One hundred years ago Roland Allen wrote a book that shaped the last century of missionary thinking and missionary praxis. Former missionary, Roland Allen, laid much of it out in a book called Missionary Methods: St. Paul’s or Ours? Missions today is not what missions was then, and the confidence in Western Christians in their missionary work is not what it was then. Many today, in fact, question whether Westerners even ought to be doing missions — some call it colonialism and others see it as triumphalism and others accuse the missionary impulse of failing to see the grace of God in all religions.
So Robert Plummer and John Mark Terry gathered some thinkers to write up some papers and IVP published them as Paul’s Missionary Methods: In His Time and Ours, and this book marks a celebration of the work of Roland Allen.
Fourteen studies, including pieces by Mike Bird (Paul’s religious and historical milieu), Eckhard Schnabel (missionary work), Robert Plummer (gospel), Craig Keener (spiritual warfare), David Hesselgrave (missions strategy), …. you get the picture. Many well-known names on important topics. The focus here is missionary work, not simply theory, so the articles are aimed at missionary praxis.
What do you think of Robert Plummer’s eight points below? Where would you adjust them?
No surprise at this blog but I want to dive into the piece by Robert Plummer on the gospel, which he rightly says is the “indispensible [sic] defining element of Paul’s apostolic ministry” (45). He knows there’s a gospel debate today, and so he wants to see what the NT teaches and he rightly takes us to 1 Corinthians 15:1-8 for eight points. Here’s the text and then the points he makes:
1Cor. 15:1 Now, brothers and sisters, I want to remind you of the gospel I preached to you, which you received and on which you have taken your stand. 2 By this gospel you are saved, if you hold firmly to the word I preached to you. Otherwise, you have believed in vain.
1Cor. 15:3 For what I received I passed on to you as of first importance : that Christ died for our sins according to the Scriptures, 4 that he was buried, that he was raised on the third day according to the Scriptures, 5 and that he appeared to Cephas, and then to the Twelve. 6 After that, he appeared to more than five hundred of the brothers and sisters at the same time, most of whom are still living, though some have fallen asleep. 7 Then he appeared to James, then to all the apostles, 8 and last of all he appeared to me also, as to one abnormally born.
1. Christian leaders must constantly remind themselves and others of the gospel (15:1).
2. The gospel must be both proclaimed and received for its saving benefits to be applied (15:1-2), including taking dead aim at the inclusivists, postmortem or not.
3. The gospel is a new dynamic realm in which we stand (15:1).
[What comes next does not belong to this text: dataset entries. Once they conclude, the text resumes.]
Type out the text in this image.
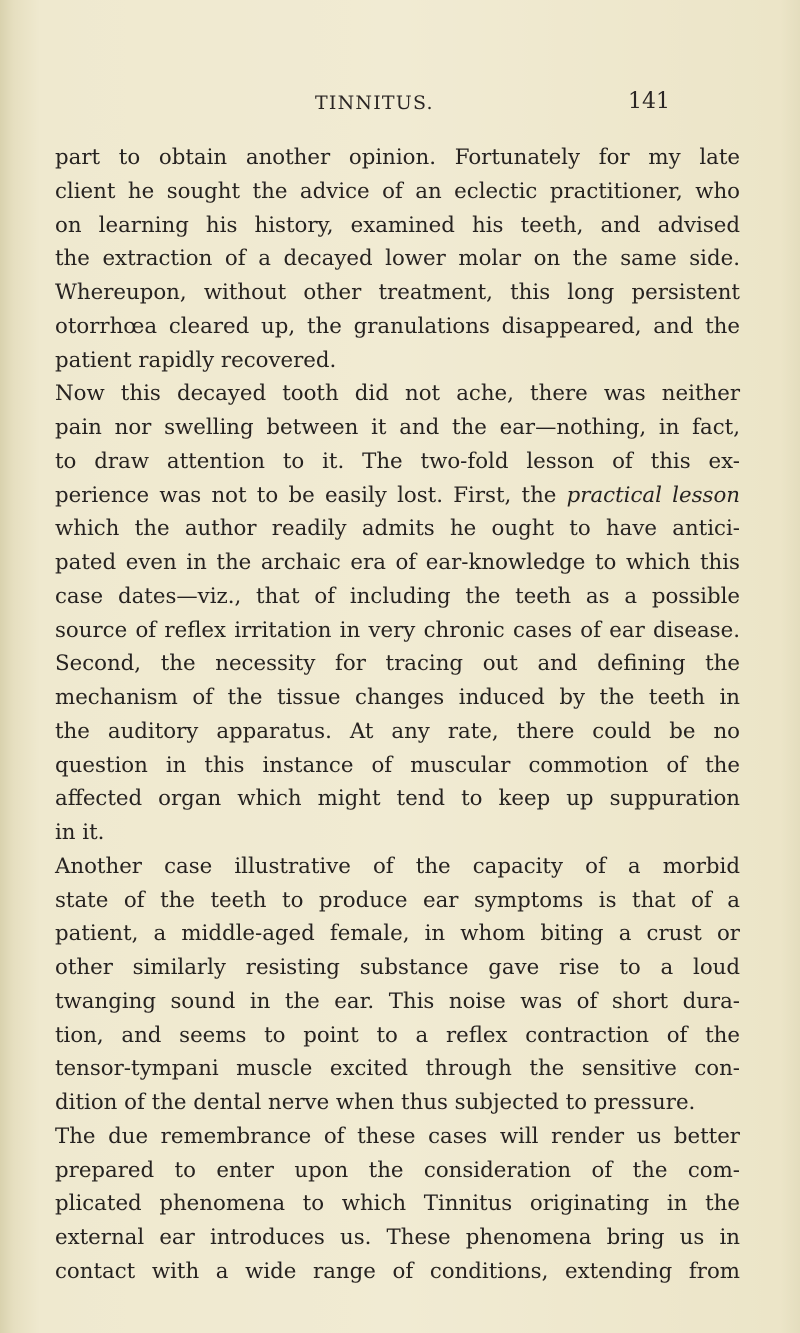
TINNITUS.	141
part to obtain another opinion. Fortunately for my late
client he sought the advice of an eclectic practitioner, who
on learning his history, examined his teeth, and advised
the extraction of a decayed lower molar on the same side.
Whereupon, without other treatment, this long persistent
otorrhœa cleared up, the granulations disappeared, and the
patient rapidly recovered.
Now this decayed tooth did not ache, there was neither
pain nor swelling between it and the ear—nothing, in fact,
to draw attention to it. The two-fold lesson of this ex-
perience was not to be easily lost. First, the practical lesson
which the author readily admits he ought to have antici-
pated even in the archaic era of ear-knowledge to which this
case dates—viz., that of including the teeth as a possible
source of reflex irritation in very chronic cases of ear disease.
Second, the necessity for tracing out and defining the
mechanism of the tissue changes induced by the teeth in
the auditory apparatus. At any rate, there could be no
question in this instance of muscular commotion of the
affected organ which might tend to keep up suppuration
in it.
Another case illustrative of the capacity of a morbid
state of the teeth to produce ear symptoms is that of a
patient, a middle-aged female, in whom biting a crust or
other similarly resisting substance gave rise to a loud
twanging sound in the ear. This noise was of short dura-
tion, and seems to point to a reflex contraction of the
tensor-tympani muscle excited through the sensitive con-
dition of the dental nerve when thus subjected to pressure.
The due remembrance of these cases will render us better
prepared to enter upon the consideration of the com-
plicated phenomena to which Tinnitus originating in the
external ear introduces us. These phenomena bring us in
contact with a wide range of conditions, extending from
Plummer develops this point at length, including comments about the value of experience but more importantly he focuses on being swept up into the flood of the gospel at work in our world.
4. The gospel announces the only way to be saved from God’s righteous judgment (15:2, from “saved”).
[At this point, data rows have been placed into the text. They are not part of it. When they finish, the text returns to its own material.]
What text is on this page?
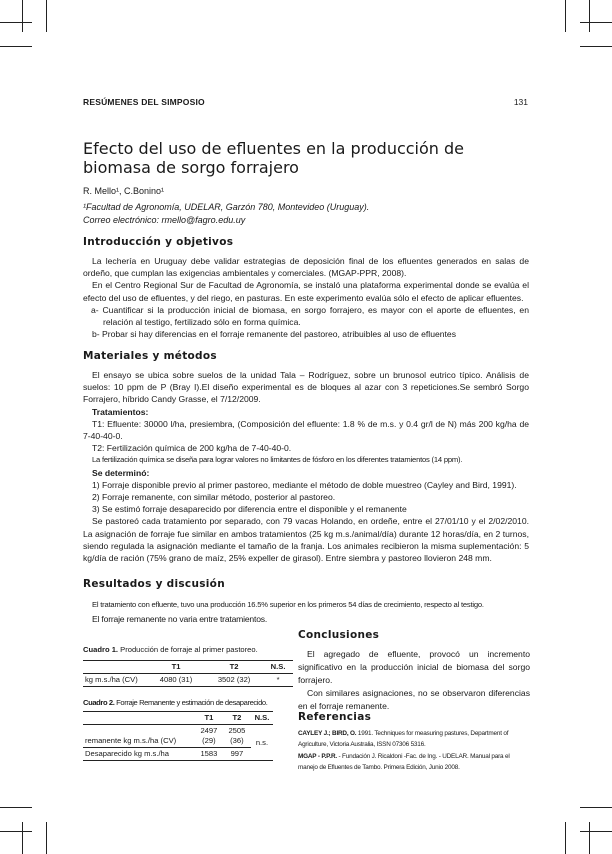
RESÚMENES DEL SIMPOSIO	131
Efecto del uso de efluentes en la producción de biomasa de sorgo forrajero
R. Mello¹, C.Bonino¹
¹Facultad de Agronomía, UDELAR, Garzón 780, Montevideo (Uruguay).
Correo electrónico: rmello@fagro.edu.uy
Introducción y objetivos

La lechería en Uruguay debe validar estrategias de deposición final de los efluentes generados en salas de ordeño, que cumplan las exigencias ambientales y comerciales. (MGAP-PPR, 2008).

En el Centro Regional Sur de Facultad de Agronomía, se instaló una plataforma experimental donde se evalúa el efecto del uso de efluentes, y del riego, en pasturas. En este experimento evalúa sólo el efecto de aplicar efluentes.

a- Cuantificar si la producción inicial de biomasa, en sorgo forrajero, es mayor con el aporte de efluentes, en relación al testigo, fertilizado sólo en forma química.

b- Probar si hay diferencias en el forraje remanente del pastoreo, atribuibles al uso de efluentes

Materiales y métodos

El ensayo se ubica sobre suelos de la unidad Tala – Rodríguez, sobre un brunosol eutrico típico. Análisis de suelos: 10 ppm de P (Bray I).El diseño experimental es de bloques al azar con 3 repeticiones.Se sembró Sorgo Forrajero, híbrido Candy Grasse, el 7/12/2009.

Tratamientos:

T1: Efluente: 30000 l/ha, presiembra, (Composición del efluente: 1.8 % de m.s. y 0.4 gr/l de N) más 200 kg/ha de 7-40-40-0.

T2: Fertilización química de 200 kg/ha de 7-40-40-0.

La fertilización química se diseña para lograr valores no limitantes de fósforo en los diferentes tratamientos (14 ppm).

Se determinó:

1) Forraje disponible previo al primer pastoreo, mediante el método de doble muestreo (Cayley and Bird, 1991).

2) Forraje remanente, con similar método, posterior al pastoreo.

3) Se estimó forraje desaparecido por diferencia entre el disponible y el remanente

Se pastoreó cada tratamiento por separado, con 79 vacas Holando, en ordeñe, entre el 27/01/10 y el 2/02/2010. La asignación de forraje fue similar en ambos tratamientos (25 kg m.s./animal/día) durante 12 horas/día, en 2 turnos, siendo regulada la asignación mediante el tamaño de la franja. Los animales recibieron la misma suplementación: 5 kg/día de ración (75% grano de maíz, 25% expeller de girasol). Entre siembra y pastoreo llovieron 248 mm.

Resultados y discusión

El tratamiento con efluente, tuvo una producción 16.5% superior en los primeros 54 días de crecimiento, respecto al testigo.

El forraje remanente no varia entre tratamientos.

Cuadro 1. Producción de forraje al primer pastoreo.
	T1	T2	N.S.
kg m.s./ha (CV)	4080 (31)	3502 (32)	*
Cuadro 2. Forraje Remanente y estimación de desaparecido.
	T1	T2	N.S.
remanente kg m.s./ha (CV)	2497 (29)	2505 (36)	n.s.
Desaparecido kg m.s./ha	1583	997	
Conclusiones

El agregado de efluente, provocó un incremento significativo en la producción inicial de biomasa del sorgo forrajero.

Con similares asignaciones, no se observaron diferencias en el forraje remanente.

Referencias

CAYLEY J.; BIRD, O. 1991. Techniques for measuring pastures, Department of Agriculture, Victoria Australia, ISSN 07306 5316.

MGAP - P.P.R. - Fundación J. Ricaldoni -Fac. de Ing. - UDELAR. Manual para el manejo de Efluentes de Tambo. Primera Edición, Junio 2008.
5. Perseverance in the gospel is necessary for salvation (15:2).
6. The gospel is confirmed by authorized eyewitnesses to Christ’s resurrection (15:3).
7. The gospel is what God did in history to save lost humanity through his Son, Messiah Jesus (15:1-4).
8. The gospel is a fulfillment of God’s prior saving promises (15:3-4). [Why “a”?]
Plummer chooses a good place to start though I would make two observations: (1) I’m not sure that one can simply reduce the gospel to 15:1-8, and there are good reasons many want to explore this all the way to v. 28; (2) Paul’s gospel is also found in Book of Acts in his gospeling sermons and something could have been said about that. Furthermore, there are other “gospel” statements by Paul (e.g., 2 Tim 2:8, where the gospel is stated in three lines: “Remember Jesus Christ, raised from the dead, descended from David. This is my gospel…”).
I would contend this list is good but not good enough since it does not have enough framing through christology, particularly the person of Christ; the outline is soterian through and through so that soteriology drives the gospel not the Story of Jesus. Jesus is the means of redemption here, not the focal center of the Story itself. Now let’s be clear: he’s not denying christology but the grid, the central category shaping the whole is soteriology, not the Story of Israel being fulfilled in the Story of Jesus. We need both, but the order matters: first christology, then soteriology. Tell me about Jesus and the salvation story flows out of Jesus. Tell me about Jesus as the means and the salvation story becomes the main thing. The difference is visible in his list of eight points.
I agree with much of what Plummer says, but a comprehensive (not exhaustive) sketch of what Paul means by gospel would entail more emphasis on Jesus Christ and his Story. For instance, notice the quotation above from 2 Tim 2:8 and 1 Cor 15 as Plummer sketches it: King Jesus, David, resurrection. His 6th point focuses not much on the resurrection of Messiah Jesus to rule but on authorized eyewitnesses.